The woman at the window of the food truck smiles and shakes her head apologetically.
“No, you eat with your hands.”
So it goes when you lunch at Montgomery County’s Ethiopian food truck Mesob on Wheels, which takes its name from the hand-woven straw tables traditionally dined on throughout the East African country. Silver Spring residents Nebeyou Lemma, 37, and his fiancee, Pina Ghetahun, 36, both native Ethiopians, opened for business Sept. 11, the first day of the Ethiopian new year. You can’t miss their truck, which is covered with giant, artfully composed pictures of their food, with helpful captions to aid the uninitiated.
Lemma, who attended Lincoln Culinary Institute in Columbia to hone his culinary chops, does most of the cooking. Ghetahun, who tends bar part-time at La Tasca in Chinatown, takes the orders and helps prep the food off-site. The menu usually contains about 10 options, including a strong selection of vegetarian choices. Everything is made from scratch with the exception of the injera bread, which they buy from the District’s Enat Ethiopia Grocery and Bakery.
You can mix and match your lunch, which will set you back only $7 for two stews or salads (additional items, $2 each). Each order comes with several rolls of injera -- your carb-rich utensil -- which is sheer fun to rip apart and dab into this deeply spiced, lovingly prepared cuisine. It was a cold, gray day when I visited Mesob on Wheels, but the food warmed me up.
“We learned by watching our moms,” says Lemma. “It feels like home cooking.”

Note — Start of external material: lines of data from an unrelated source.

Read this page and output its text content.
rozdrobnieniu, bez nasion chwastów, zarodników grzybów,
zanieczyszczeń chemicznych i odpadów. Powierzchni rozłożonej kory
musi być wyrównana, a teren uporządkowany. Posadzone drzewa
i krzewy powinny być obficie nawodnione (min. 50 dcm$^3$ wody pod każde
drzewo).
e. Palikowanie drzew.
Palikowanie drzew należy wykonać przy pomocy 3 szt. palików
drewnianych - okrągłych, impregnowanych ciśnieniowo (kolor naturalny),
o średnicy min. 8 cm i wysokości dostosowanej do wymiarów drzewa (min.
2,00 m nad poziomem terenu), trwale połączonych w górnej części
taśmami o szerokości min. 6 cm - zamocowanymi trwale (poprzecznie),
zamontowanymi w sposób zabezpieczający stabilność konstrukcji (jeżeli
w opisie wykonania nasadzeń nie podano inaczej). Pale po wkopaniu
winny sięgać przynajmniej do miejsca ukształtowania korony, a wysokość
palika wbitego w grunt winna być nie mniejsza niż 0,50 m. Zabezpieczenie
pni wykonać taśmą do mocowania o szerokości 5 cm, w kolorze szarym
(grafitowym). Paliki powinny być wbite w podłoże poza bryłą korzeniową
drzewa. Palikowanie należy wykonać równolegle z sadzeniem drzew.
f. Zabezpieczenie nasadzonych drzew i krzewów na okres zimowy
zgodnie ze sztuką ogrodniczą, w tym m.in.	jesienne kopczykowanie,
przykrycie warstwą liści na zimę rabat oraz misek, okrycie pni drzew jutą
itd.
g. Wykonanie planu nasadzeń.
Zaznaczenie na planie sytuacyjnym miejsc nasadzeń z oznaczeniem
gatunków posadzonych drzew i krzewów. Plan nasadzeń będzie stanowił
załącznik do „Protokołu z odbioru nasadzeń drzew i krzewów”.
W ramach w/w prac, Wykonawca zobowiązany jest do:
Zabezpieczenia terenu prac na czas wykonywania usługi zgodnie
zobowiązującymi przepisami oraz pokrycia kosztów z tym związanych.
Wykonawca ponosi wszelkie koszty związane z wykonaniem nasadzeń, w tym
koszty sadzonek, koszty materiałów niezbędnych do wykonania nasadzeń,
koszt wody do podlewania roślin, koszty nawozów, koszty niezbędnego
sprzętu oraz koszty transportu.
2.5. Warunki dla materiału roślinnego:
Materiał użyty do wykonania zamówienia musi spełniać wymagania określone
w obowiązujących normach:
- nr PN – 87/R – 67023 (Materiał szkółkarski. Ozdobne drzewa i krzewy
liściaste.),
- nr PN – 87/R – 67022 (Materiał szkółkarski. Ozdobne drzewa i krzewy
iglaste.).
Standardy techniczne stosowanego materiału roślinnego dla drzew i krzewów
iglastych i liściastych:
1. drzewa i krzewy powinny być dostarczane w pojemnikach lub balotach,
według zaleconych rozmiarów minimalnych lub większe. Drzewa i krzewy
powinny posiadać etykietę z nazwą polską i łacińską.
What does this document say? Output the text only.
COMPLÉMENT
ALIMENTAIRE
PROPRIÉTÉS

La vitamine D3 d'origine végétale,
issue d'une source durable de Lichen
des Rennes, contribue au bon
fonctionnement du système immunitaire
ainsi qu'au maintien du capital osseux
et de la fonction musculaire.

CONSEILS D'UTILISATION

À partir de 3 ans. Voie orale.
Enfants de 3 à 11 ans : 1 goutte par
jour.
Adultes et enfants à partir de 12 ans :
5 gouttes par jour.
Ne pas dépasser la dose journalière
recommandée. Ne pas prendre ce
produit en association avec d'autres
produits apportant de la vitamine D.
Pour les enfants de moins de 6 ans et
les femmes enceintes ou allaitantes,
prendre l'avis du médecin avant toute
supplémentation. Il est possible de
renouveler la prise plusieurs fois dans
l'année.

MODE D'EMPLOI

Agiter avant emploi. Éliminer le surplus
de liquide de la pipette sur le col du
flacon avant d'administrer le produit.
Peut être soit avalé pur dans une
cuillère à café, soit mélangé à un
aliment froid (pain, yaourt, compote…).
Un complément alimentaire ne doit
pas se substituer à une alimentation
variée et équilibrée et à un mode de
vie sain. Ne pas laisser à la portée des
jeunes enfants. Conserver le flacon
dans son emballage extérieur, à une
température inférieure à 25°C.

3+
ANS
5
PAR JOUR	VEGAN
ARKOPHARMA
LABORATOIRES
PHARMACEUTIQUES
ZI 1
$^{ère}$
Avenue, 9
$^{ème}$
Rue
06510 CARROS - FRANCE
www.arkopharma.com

Lemma’s mother taught him well. The siga wot (spicy beef stew) is deeply flavored, the result of six hours’ low and slow simmering in clarified butter and approximately 15 spices including bitter rue, cardamom and aromatic besobila (Ethiopian basil). Its heat sneaks up on you, yet never overwhelms.
A fresh tomato salad with red onions and green peppers provides a fleeting break before I plunge back in for another bite of the palate-tingling wot. Yellow split pea stew cooked with sweet streamers of onions is equally winning but lacks the afterburn.
By the end of the meal, I am dabbing the final ragged bits of the injera into the far corners of the plastic foam takeout container to sop up every last bit of sauce. This isn’t just some of the best Ethiopian food of recent memory; it is one of the finest meals I’ve ever enjoyed at a food truck.